Je commence ma séance sur un vélo d’appartement histoire de faire du surplace, une sensation que je connais bien. Je pédale face à une grande baie vitrées surplombant la patinoire. Là, les enfants et les adolescents s’agglutinent sur la glace, les uns s’agrippant au rebord, les autres filant à la vitesse du vent. À force de venir chaque semaine, je les reconnais. Ces après-midis passés à la patinoire sont pour eux une occasion de draguer. Si les filles cherchent les figures et les arabesques, les garçons taquinent la vitesse. Ils sprintent, puis, arrivés prêt de leur cible, freinent d’un coup et les aspergent de glace pilée. C’est un style de drague façon Cro Magnon, brut mais efficace à voir les visages ravis des jeunes filles. Je peux lire dans leurs pensées : « Il pense à moi. J’existe. » Sans doute leur enverront-elles des nudes ce soir. Cela me rappelle mes dix-sept ans quand nous nous étions rendus à la patinoire. Je n’avais pas voulu aller sur la glace ; j’ai l’équilibre précaire. Amélie m’avait tourné autour, je l’avais laissée venir à moi. Trop sans doute. C’est Olivier qui avait raflé la mise. Olivier qui l’avait cherchée sur la glace pendant que je lisais un roman sur le bord. C’était l’histoire de ma vie. L’avenir appartient aux audacieux, quel que soit leur QI.
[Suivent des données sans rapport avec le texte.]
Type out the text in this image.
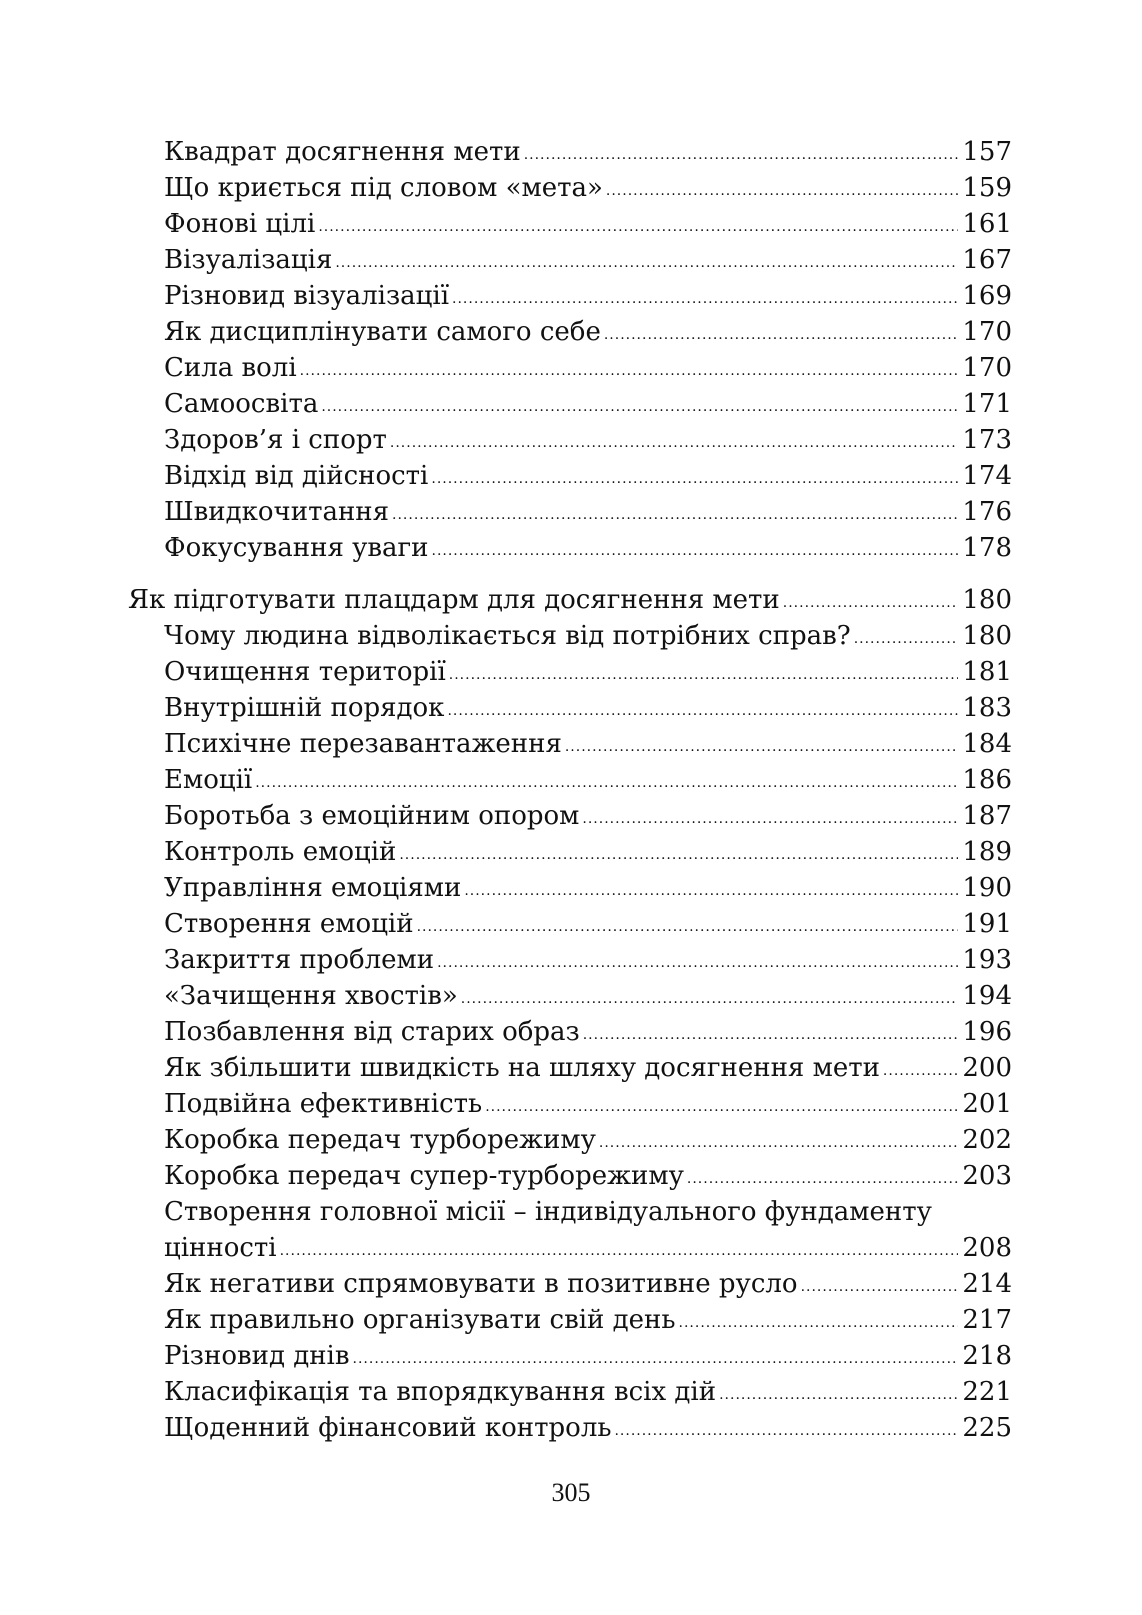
Квадрат досягнення мети .....	157
Що криється під словом «мета» .....	159
Фонові цілі .....	161
Візуалізація .....	167
Різновид візуалізації .....	169
Як дисциплінувати самого себе .....	170
Сила волі .....	170
Самоосвіта .....	171
Здоров’я і спорт .....	173
Відхід від дійсності .....	174
Швидкочитання .....	176
Фокусування уваги .....	178
Як підготувати плацдарм для досягнення мети .....	180
Чому людина відволікається від потрібних справ? .....	180
Очищення території .....	181
Внутрішній порядок .....	183
Психічне перезавантаження .....	184
Емоції .....	186
Боротьба з емоційним опором .....	187
Контроль емоцій .....	189
Управління емоціями .....	190
Створення емоцій .....	191
Закриття проблеми .....	193
«Зачищення хвостів» .....	194
Позбавлення від старих образ .....	196
Як збільшити швидкість на шляху досягнення мети .....	200
Подвійна ефективність .....	201
Коробка передач турборежиму .....	202
Коробка передач супер-турборежиму .....	203
Створення головної місії – індивідуального фундаменту
цінності .....	208
Як негативи спрямовувати в позитивне русло .....	214
Як правильно організувати свій день .....	217
Різновид днів .....	218
Класифікація та впорядкування всіх дій .....	221
Щоденний фінансовий контроль .....	225
305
Je me remémore tout cela en regardant les ados batifoler en bas. On dirait des pigeons qui se font la cour. Je les entends presque roucouler. Je me sens jaloux de ces petits merdeux, moi, célibataire à trente ans, le désespoir de Maman. Mais où trouver l’âme sœur dans ce Paris rempli de millions d’âmes anonymes ?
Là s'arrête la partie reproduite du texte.